Kitab suci yang kering, hanyalah sebagai tanah kosong yang perlu di cangkul, dipupuk dan ditanami. Untuk itulah diperlukan kitab suci basah, atau yang terdapat dalam diri manusia. Kitab suci sebagai formaslisme syariat yang harus menemukan benih yang tepat, yakni hati yang bersih, dan penanam yang tepat pula. Itulah sang salik, yang hatinya bersih, dan segenap jiwanya diarahkan kepada Allah. Hal ini menjadi salah satu berimbangan antara syariat dan makrifat. Berikut penulis petikkan dari serat nitisruti pupuh dhandhanggula bait 11~14 karya sunan kajenar yang terjemahanya sebagi berikut:
” Maksud ajaran yang permulaan
mengenai kududukan uluma, bilamana sudah benar sesuai penempatanya, jujurnya
perasaan didalam hati tiada tabir, karena sudah waspada kedudukanya yang di
sembah dan yang menyembah, menjadi biasa dalam keberadaan sejati, menjadi mulia
yang sebenarnya, selarasnya yang demikian itu sebenarnya, tidak terbuka dalam
hati manusia, yang tanpa pengetahuan, dan yang masih bodoh, sungguh bodoh
pemikiranya, oleh karena itu haruslah, hati terus berusaha, mengambil teladan
guru, kepada para ulama yang mahir, sebagai kemuliaan sejati. Maksud rasa hati
yang sudah sampai pada kebenaran, kotoran diri sudah sirna, mencegah segala
yang tidak baik, bagaikan tubuh yang cantik, yang demikian itu bilamana, sudah
sampai luar dalam, akhirnya selaras bersih tak bercampur, dalam dalam suasana
yang indah yang di sebut benar-benar sirna sifat manusiawinya. Jelas sekali
sebenarnya yang demikian itu sudah tak ada gusti dan hamba, karena sudah sirna
rasanya, sedangkan yang tidak tau ,pengetahuan yang diuraikan, tak dapat
diceritakan bagaimana cara hidupnya, sudah penuh bisa, hanya kedurjanaan yang
dilakukan, lain halnya bagi yang sudah kokoh budiny …”

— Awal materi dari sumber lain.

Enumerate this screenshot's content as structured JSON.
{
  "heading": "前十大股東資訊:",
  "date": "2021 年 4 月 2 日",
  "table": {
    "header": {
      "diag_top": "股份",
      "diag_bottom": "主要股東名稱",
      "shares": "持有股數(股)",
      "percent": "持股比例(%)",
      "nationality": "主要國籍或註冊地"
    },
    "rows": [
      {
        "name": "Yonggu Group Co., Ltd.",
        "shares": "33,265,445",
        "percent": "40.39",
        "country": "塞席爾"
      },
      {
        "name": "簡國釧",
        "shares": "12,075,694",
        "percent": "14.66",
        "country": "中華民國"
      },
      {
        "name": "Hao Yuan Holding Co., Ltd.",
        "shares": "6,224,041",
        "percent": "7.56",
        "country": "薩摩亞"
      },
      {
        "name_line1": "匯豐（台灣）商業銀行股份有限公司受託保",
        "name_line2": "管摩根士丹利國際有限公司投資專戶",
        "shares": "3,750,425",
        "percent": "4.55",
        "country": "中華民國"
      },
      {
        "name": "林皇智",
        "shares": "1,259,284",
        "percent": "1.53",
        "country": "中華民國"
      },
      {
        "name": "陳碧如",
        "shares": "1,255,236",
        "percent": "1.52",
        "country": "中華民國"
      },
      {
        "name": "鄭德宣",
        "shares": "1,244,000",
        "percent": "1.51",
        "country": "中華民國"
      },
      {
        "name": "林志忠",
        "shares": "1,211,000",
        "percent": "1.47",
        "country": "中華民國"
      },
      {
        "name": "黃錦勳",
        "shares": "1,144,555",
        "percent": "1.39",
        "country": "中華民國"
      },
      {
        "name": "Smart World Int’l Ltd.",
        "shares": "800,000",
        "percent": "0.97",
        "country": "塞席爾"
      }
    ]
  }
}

Pupuh diatas sangat mewakili ajaran
mistik dan makrifat islam jawa. Terutama yang di sebarkan oleh sunan kajenar
dan sunan kaliajaga. Mistik makrifat yang secara mudahnya berarti “inisiasi”
adalah praktek kontak spiritual langsung dengan Tuhan melalui kontemplasi atau
pengalaman psikologis. Oleh karenanya rahasia dan rasanya hanya dapat dirasakan
oleh pelakunya saja, dan masing-masing pelaku ( salik ) akan selalu memiliki
pengalaman yang berbeda-beda. Namun secara jelas dan tegas dapat dinyatakan
bahwa tanpa laku, tanpa penghayatan langsung dan nyata, maka keadaan yang
sesungguhnya dari pengalaman keagamaan, rasa agama (al-halawat al-iman), atau
apa pun namanya dari buah lelaku tersebut niscaya tidak dapat dirasakan dan
tidak bisa diperoleh.
Demikian pula pengetahuan keagamaan sedalam apapun tidaklah bisa disebut sebagai makrifat. Mendalamnya ilmu syariat juga belum bisa tentu sanggup mengantarkan pemilikannya sampai pada kemakrifatan. Mungkin mereka mengetahui tentang Tuhan. Ia tahu segala sifat-sifatnya melalui buku dan guru. Karena mereka tahu tapi tidak pernah kontak, maka hasilnya juga menjadi kurang benar. Maka dalam makrifat di butuhkan lelaku. Dalam bahasa sufi, makrifat merupakan buah dari perjalanan, suluk, seorang hamba kepada Tuhannya. Dari proses perjalanan itulah maka akan tercapai makrifatullah. Dan di ketahui secara jelas apa itu sangkan paraning dumadi( inna lillahi wa inna ilaihi raji’un).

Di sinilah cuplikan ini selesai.